Elle s'appelle Ingrid, elle est allemande, vit à Berlin, son compagnon est engagé dans les Waffen SS quelque part dans la guerre sur un de ses multiples fronts, sans qu'elle ne sache où. Elle subit de manière passive comme tant d'autres femmes et hommes depuis plusieurs années l'enfer du régime nazi. Sans doute fut-elle proche de ce régime comme tant d'autres citoyens allemands sans pour autant être engagée dans sa vision politique. Evgeniya est russe et vient d'arriver à Berlin avec l'armée soviétique pour authentifier les restes d'Hitler dont on vient d'apprendre le décès, son suicide dans son bunker. Elle fait partie du N.K.V.D. (Commissariat du peuple aux Affaires intérieures).
Le hasard va les faire se rencontrer sous le toit de la même logeuse.
Dès les premières pages de cet album graphique hors du commun, j'ai été saisi dans le dessin, dans les traits des personnages par cette ambiance crépusculaire, de fin de règne.

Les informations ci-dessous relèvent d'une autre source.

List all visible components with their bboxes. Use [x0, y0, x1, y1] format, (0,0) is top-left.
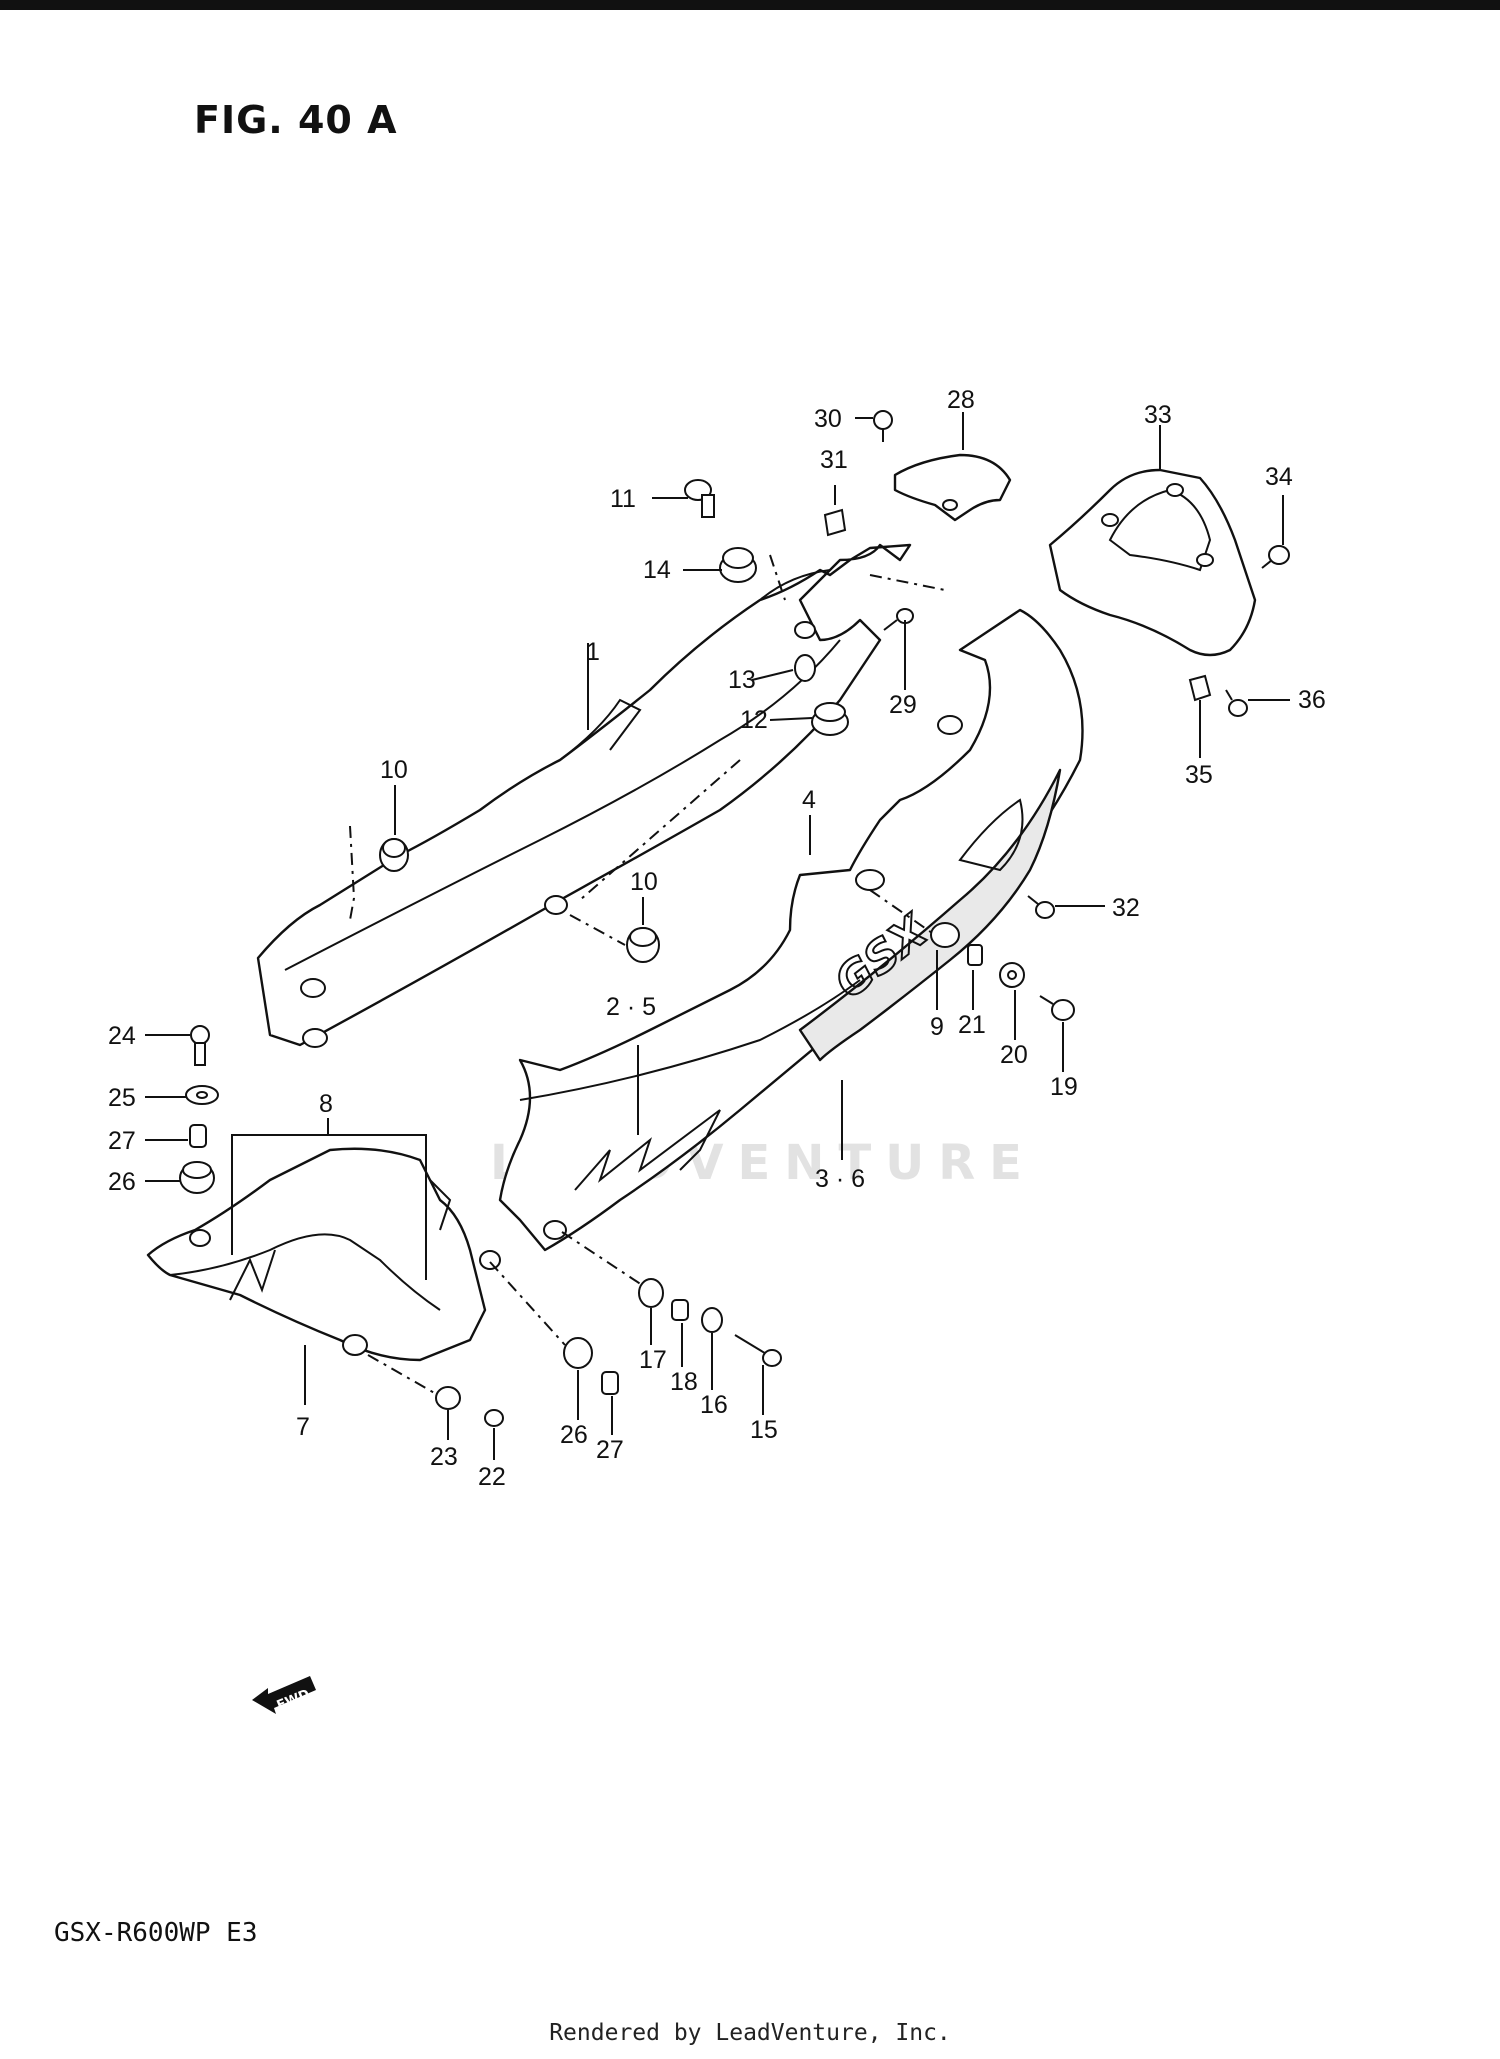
callout-labels: 1 2 · 5 3 · 6 4 7 8 9 10 10 11 12 13 14 …: [108, 386, 1326, 1491]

L'originalité de cette BD, même traitée sous l'angle de la fiction, est la rencontre de deux personnages féminins ayant réellement existé et qui nous transmis leur récit respectif des événements de cette guerre dont elles ne seront jamais plus tard sorties indemnes.
L'une d'elle, je vous en ai déjà parlé dans ma chronique du récit Une femme à Berlin : journal, 20 avril-22 juin 1945, de Marta Hillers. Ce récit m'avait beaucoup touché. L'autre récit que je n'ai pas lu est Carnets de l'Interprète de guerre d'Elena Rjevskaïa.
Il est probable qu'elles ne se soient jamais rencontrées alors qu'elles étaient toutes deux plongées dans un Berlin apocalyptique au même moment. Il est possible cependant que cela fut. Dans un décor proche de l'enfer, Nicolas Juncker a l'excellente idée de les réunir dans cet album magnifique, bouleversant et passionnant.
Ce sont tout d'abord deux femmes que tout oppose et qui pourtant vont devoir cohabiter durant quelques semaines en raison des aléas de la guerre. Elles ne seront jamais proches mais vont cependant tisser un lien étrange et presque invisible entre elles. J'ai aimé l'écriture et les dessins qui participent à cette rencontre, chacune d'elle écrit son journal, relate les difficiles et éprouvantes journées, ce que chacune voit, ce dont elles sont témoins ou carrément victimes. Elles disent la violence de la guerre, le viol aussi. Ingrid fut violée comme tant d'autres femmes berlinoises durant cette période s'écoulant d'avril à juin 1945. Deux millions de femmes allemandes furent violées sur cette période par les soldats soviétiques, participant en tant qu'alliés à l'effondrement du régime du IIIème Reich.
Ingrid et Evgeniya se retrouvent ainsi dans cette violence exercée à leur encontre parce qu'elles sont femmes dans une guerre faite par les hommes, c'est cela qui les rapproche brusquement...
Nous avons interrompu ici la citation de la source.